Escherichia albertii Pathogenesis

Abstract

Escherichia albertii is an emerging enteropathogen of humans and many avian species. This bacterium is a close relative of Escherichia coli and has been frequently misidentified as enteropathogenic or enterohemorrhagic E. coli due to their similarity in phenotypic and genetic features, such as various biochemical properties and the possession of a type III secretion system encoded by the locus of enterocyte effacement. This pathogen causes outbreaks of gastroenteritis, and some strains produce Shiga toxin. Although many genetic and phenotypic studies have been published and the genome sequences of more than 200 E. albertii strains are now available, the clinical significance of this species is not yet fully understood. The apparent zoonotic nature of the disease requires a deeper understanding of the transmission routes and mechanisms of E. albertii to develop effective measures to control its transmission and infection. Here, we review the current knowledge of the phylogenic relationship of E. albertii with other Escherichia species and the biochemical and genetic properties of E. albertii, with particular emphasis on the repertoire of virulence factors and the mechanisms of pathogenicity, and we hope this provides a basis for future studies of this important emerging enteropathogen.

Figure 1

The phylogenetic position of E. albertii in the genus Escherichia.
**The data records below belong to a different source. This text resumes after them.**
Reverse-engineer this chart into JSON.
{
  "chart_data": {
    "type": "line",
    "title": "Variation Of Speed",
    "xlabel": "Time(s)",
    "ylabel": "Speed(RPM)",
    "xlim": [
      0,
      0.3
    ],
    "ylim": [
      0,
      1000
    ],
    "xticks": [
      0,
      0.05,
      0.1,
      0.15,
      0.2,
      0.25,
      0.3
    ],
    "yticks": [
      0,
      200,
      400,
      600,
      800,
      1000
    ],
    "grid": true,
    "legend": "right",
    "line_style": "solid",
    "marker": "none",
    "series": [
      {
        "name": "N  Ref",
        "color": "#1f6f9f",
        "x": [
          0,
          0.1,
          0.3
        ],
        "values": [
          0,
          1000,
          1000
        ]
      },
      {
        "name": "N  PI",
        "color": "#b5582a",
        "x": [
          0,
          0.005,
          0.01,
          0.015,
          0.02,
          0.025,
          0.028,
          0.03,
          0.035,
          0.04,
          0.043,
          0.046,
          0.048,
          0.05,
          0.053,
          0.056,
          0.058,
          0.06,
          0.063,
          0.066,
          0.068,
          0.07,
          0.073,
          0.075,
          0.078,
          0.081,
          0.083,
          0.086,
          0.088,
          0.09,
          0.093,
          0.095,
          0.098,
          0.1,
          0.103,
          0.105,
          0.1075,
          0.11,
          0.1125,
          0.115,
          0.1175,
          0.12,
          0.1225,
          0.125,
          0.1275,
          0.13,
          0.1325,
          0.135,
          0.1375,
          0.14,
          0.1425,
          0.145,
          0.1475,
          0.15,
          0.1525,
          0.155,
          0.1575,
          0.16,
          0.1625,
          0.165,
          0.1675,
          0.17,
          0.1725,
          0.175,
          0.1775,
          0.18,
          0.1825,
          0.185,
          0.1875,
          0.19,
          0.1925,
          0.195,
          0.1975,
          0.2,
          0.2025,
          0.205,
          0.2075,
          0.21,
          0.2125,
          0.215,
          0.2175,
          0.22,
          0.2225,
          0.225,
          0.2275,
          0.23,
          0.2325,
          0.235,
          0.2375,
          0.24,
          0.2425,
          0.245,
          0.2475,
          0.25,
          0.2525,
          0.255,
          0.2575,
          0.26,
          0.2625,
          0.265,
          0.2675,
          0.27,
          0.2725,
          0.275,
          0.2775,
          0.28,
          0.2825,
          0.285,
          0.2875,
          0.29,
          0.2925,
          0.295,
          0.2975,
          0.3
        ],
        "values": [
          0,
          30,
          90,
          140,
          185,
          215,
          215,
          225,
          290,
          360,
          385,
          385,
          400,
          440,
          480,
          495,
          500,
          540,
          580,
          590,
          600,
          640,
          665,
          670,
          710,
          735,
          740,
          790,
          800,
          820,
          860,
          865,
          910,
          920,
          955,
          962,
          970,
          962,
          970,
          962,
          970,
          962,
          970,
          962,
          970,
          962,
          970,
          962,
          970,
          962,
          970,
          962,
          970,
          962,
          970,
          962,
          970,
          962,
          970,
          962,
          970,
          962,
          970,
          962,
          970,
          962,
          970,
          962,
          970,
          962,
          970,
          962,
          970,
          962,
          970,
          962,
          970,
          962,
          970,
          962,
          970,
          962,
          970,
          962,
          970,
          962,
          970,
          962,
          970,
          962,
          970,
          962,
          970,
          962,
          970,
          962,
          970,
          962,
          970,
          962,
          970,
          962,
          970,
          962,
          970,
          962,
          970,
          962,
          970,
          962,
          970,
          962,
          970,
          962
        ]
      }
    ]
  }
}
The neighbor-joining tree was constructed using the sequences of 111 single-copy genes that are fully conserved in the analyzed genomes of E. albertii (n = 34), E. coli (n = 44), E. fergusonii (n = 5), and other Escherichia species (n = 15). These genes show a low probability of recombination. The labels “A, B1, B2, D, and E” in E. coli indicate the major phylogroups of E. coli. These phylogroups include E. coli strains of various pathotypes. The figure was taken from our published article (14) with modifications.

Figure 2

The phylogenetic relationship of the 225 E. albertii strains genome-sequenced so far. The maximum-likelihood tree was reconstructed based on the core gene sequences (17). Strain names are indicated at each tip, and 14 completely sequenced strains are indicated. The information on the geographic distribution and isolation sources of the strains and the distribution of 40 EAOgs and virulence-related genes are also shown. The 7 EAOgs identified in both clades are indicated by triangles. The presence of LEE and ETT2 regions were determined by a tblastn search of the eae and eivG genes, respectively, as marker genes for each region.

Figure 3

Eight EAOgs highly homologous to the O-AGCs of known E. coli/Shigella O-serotypes. Shading and numbers between O-AGCs indicate the nucleotide sequence identities (%) of each gene. The figure was taken from our published article (17) with modifications.

Figure 4

Comparison of the gene organizations of the ETT2 region (A) and the genomic loci encoding flagellar biosynthesis- and chemotaxis-related genes (B and C, respectively) between E. albertii and E. coli. The amino acid sequence identities (A and C) and the nucleotide sequence identities (B) are presented. The dashed lines in (A) indicate the regions missing in each strain. The figure was taken from our published article (14) with modifications.

Figure 5

Transmission electron microscopy (TEM) image of rabbit ileal loop inoculated with the E. albertii 1551-2 strain. After 8 hours of inoculation, microvilli effacement and pedestal-like structures (asterisk) underneath adherent bacteria were demonstrated, thus confirming the ability of strain 1551-2 to induce AE lesion formation in vivo.